Published: 27 June 2008



Several years after sequencing the human genome and the mouse genome, much remains to be discovered about the functions of most human and mouse genes. Computational prediction of gene function promises to help focus limited experimental resources on the most likely hypotheses. Several algorithms using diverse genomic data have been applied to this task in model organisms; however, the performance of such approaches in mammals has not yet been evaluated.

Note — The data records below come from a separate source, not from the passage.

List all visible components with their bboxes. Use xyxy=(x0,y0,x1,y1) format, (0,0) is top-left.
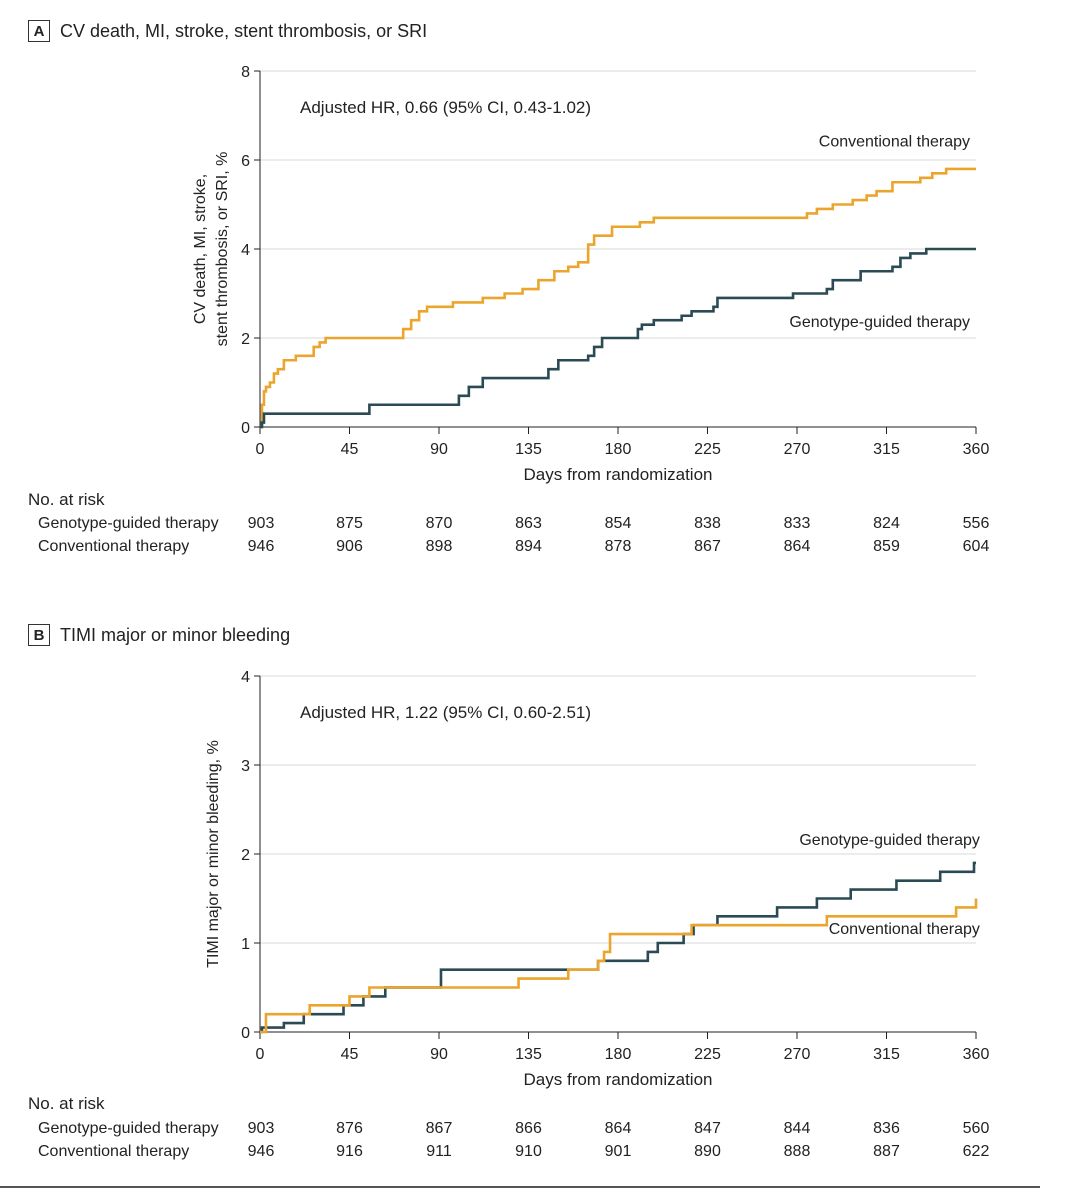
y-tick-label: 0 xyxy=(241,420,250,437)
risk-value: 833 xyxy=(783,515,811,532)
x-tick-label: 180 xyxy=(605,441,632,458)
risk-value: 836 xyxy=(873,1120,900,1137)
panel-b-risk-row-genotype: Genotype-guided therapy xyxy=(38,1120,219,1137)
y-tick-label: 0 xyxy=(241,1025,250,1042)
series-line-conventional-therapy xyxy=(260,167,976,429)
risk-value: 916 xyxy=(336,1143,363,1160)
y-tick-label: 1 xyxy=(241,936,250,953)
panel-a-risk-title: No. at risk xyxy=(28,490,105,509)
risk-value: 876 xyxy=(336,1120,363,1137)
panel-b-header: B TIMI major or minor bleeding xyxy=(28,624,290,646)
y-tick-label: 2 xyxy=(241,847,250,864)
hazard-ratio-annotation: Adjusted HR, 1.22 (95% CI, 0.60-2.51) xyxy=(300,703,591,722)
y-axis-label: CV death, MI, stroke, xyxy=(192,174,209,324)
panel-b: B TIMI major or minor bleeding 0 1 2 3 4 0 45 9… xyxy=(0,600,1065,1200)
risk-value: 854 xyxy=(604,515,632,532)
risk-value: 890 xyxy=(694,1143,721,1160)
risk-value: 887 xyxy=(873,1143,900,1160)
risk-value: 910 xyxy=(515,1143,542,1160)
panel-a-chart: 0 2 4 6 8 0 45 90 135 180 225 270 315 360 Days from ra… xyxy=(192,64,990,484)
x-tick-label: 270 xyxy=(784,1046,811,1063)
panel-b-risk-title: No. at risk xyxy=(28,1094,105,1113)
panel-a-title: CV death, MI, stroke, stent thrombosis, … xyxy=(60,20,428,41)
risk-value: 838 xyxy=(694,515,721,532)
x-tick-label: 90 xyxy=(430,1046,448,1063)
panel-b-chart: 0 1 2 3 4 0 45 90 135 180 225 270 315 360 Days from ra… xyxy=(205,669,990,1089)
hazard-ratio-annotation: Adjusted HR, 0.66 (95% CI, 0.43-1.02) xyxy=(300,98,591,117)
x-tick-label: 45 xyxy=(341,1046,359,1063)
x-tick-label: 270 xyxy=(784,441,811,458)
y-tick-label: 8 xyxy=(241,64,250,81)
panel-a-risk-row-conventional: Conventional therapy xyxy=(38,538,190,555)
series-line-conventional-therapy xyxy=(260,898,978,1034)
risk-value: 867 xyxy=(425,1120,453,1137)
risk-value: 898 xyxy=(425,538,453,555)
risk-value: 864 xyxy=(783,538,811,555)
risk-value: 847 xyxy=(694,1120,721,1137)
series-line-genotype-guided-therapy xyxy=(260,247,976,429)
series-label-genotype-guided-therapy: Genotype-guided therapy xyxy=(799,832,980,849)
x-tick-label: 225 xyxy=(694,441,721,458)
y-tick-label: 4 xyxy=(241,669,250,686)
risk-value: 870 xyxy=(425,515,453,532)
x-axis-label: Days from randomization xyxy=(524,1070,713,1089)
risk-value: 878 xyxy=(604,538,632,555)
x-tick-label: 90 xyxy=(430,441,448,458)
y-tick-label: 3 xyxy=(241,758,250,775)
risk-value: 894 xyxy=(515,538,542,555)
panel-b-letter: B xyxy=(28,624,50,646)
x-tick-label: 0 xyxy=(256,1046,265,1063)
risk-value: 560 xyxy=(962,1120,990,1137)
y-axis-label: TIMI major or minor bleeding, % xyxy=(205,740,222,968)
series-label-genotype-guided-therapy: Genotype-guided therapy xyxy=(789,314,970,331)
risk-value: 604 xyxy=(962,538,990,555)
risk-value: 622 xyxy=(962,1143,990,1160)
x-tick-label: 315 xyxy=(873,1046,900,1063)
risk-value: 864 xyxy=(604,1120,632,1137)
risk-value: 946 xyxy=(247,1143,275,1160)
x-tick-label: 360 xyxy=(963,1046,990,1063)
risk-value: 844 xyxy=(783,1120,811,1137)
series-label-conventional-therapy: Conventional therapy xyxy=(829,921,980,938)
risk-value: 946 xyxy=(247,538,275,555)
series-label-conventional-therapy: Conventional therapy xyxy=(819,134,970,151)
risk-value: 888 xyxy=(783,1143,811,1160)
panel-a-header: A CV death, MI, stroke, stent thrombosis… xyxy=(28,20,427,42)
panel-a: A CV death, MI, stroke, stent thrombosis… xyxy=(28,20,990,555)
y-tick-label: 2 xyxy=(241,331,250,348)
x-tick-label: 225 xyxy=(694,1046,721,1063)
x-axis-label: Days from randomization xyxy=(524,465,713,484)
y-tick-label: 4 xyxy=(241,242,250,259)
panel-a-risk-row-genotype: Genotype-guided therapy xyxy=(38,515,219,532)
risk-value: 556 xyxy=(962,515,990,532)
bottom-divider xyxy=(0,1186,1040,1188)
risk-value: 867 xyxy=(694,538,721,555)
x-tick-label: 135 xyxy=(515,1046,542,1063)
panel-b-risk-row-conventional: Conventional therapy xyxy=(38,1143,190,1160)
x-tick-label: 360 xyxy=(963,441,990,458)
risk-value: 859 xyxy=(873,538,900,555)
x-tick-label: 315 xyxy=(873,441,900,458)
x-tick-label: 45 xyxy=(341,441,359,458)
risk-value: 903 xyxy=(247,515,275,532)
risk-value: 903 xyxy=(247,1120,275,1137)
x-tick-label: 0 xyxy=(256,441,265,458)
panel-b-title: TIMI major or minor bleeding xyxy=(60,624,291,645)
x-tick-label: 180 xyxy=(605,1046,632,1063)
x-tick-label: 135 xyxy=(515,441,542,458)
risk-value: 901 xyxy=(604,1143,632,1160)
y-axis-label: stent thrombosis, or SRI, % xyxy=(214,152,231,347)
risk-value: 866 xyxy=(515,1120,542,1137)
series-line-genotype-guided-therapy xyxy=(260,861,976,1034)
risk-value: 863 xyxy=(515,515,542,532)
risk-value: 911 xyxy=(426,1143,452,1160)
y-tick-label: 6 xyxy=(241,153,250,170)
panel-a-letter: A xyxy=(28,20,50,42)
risk-value: 875 xyxy=(336,515,363,532)
risk-value: 824 xyxy=(873,515,900,532)
risk-value: 906 xyxy=(336,538,363,555)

In this study, a standardized collection of mouse functional genomic data was assembled; nine bioinformatics teams used this data set to independently train classifiers and generate predictions of function, as defined by Gene Ontology (GO) terms, for 21,603 mouse genes; and the best performing submissions were combined in a single set of predictions. We identified strengths and weaknesses of current functional genomic data sets and compared the performance of function prediction algorithms. This analysis inferred functions for 76% of mouse genes, including 5,000 currently uncharacterized genes. At a recall rate of 20%, a unified set of predictions averaged 41% precision, with 26% of GO terms achieving a precision better than 90%.


We performed a systematic evaluation of diverse, independently developed computational approaches for predicting gene function from heterogeneous data sources in mammals. The results show that currently available data for mammals allows predictions with both breadth and accuracy. Importantly, many highly novel predictions emerge for the 38% of mouse genes that remain uncharacterized.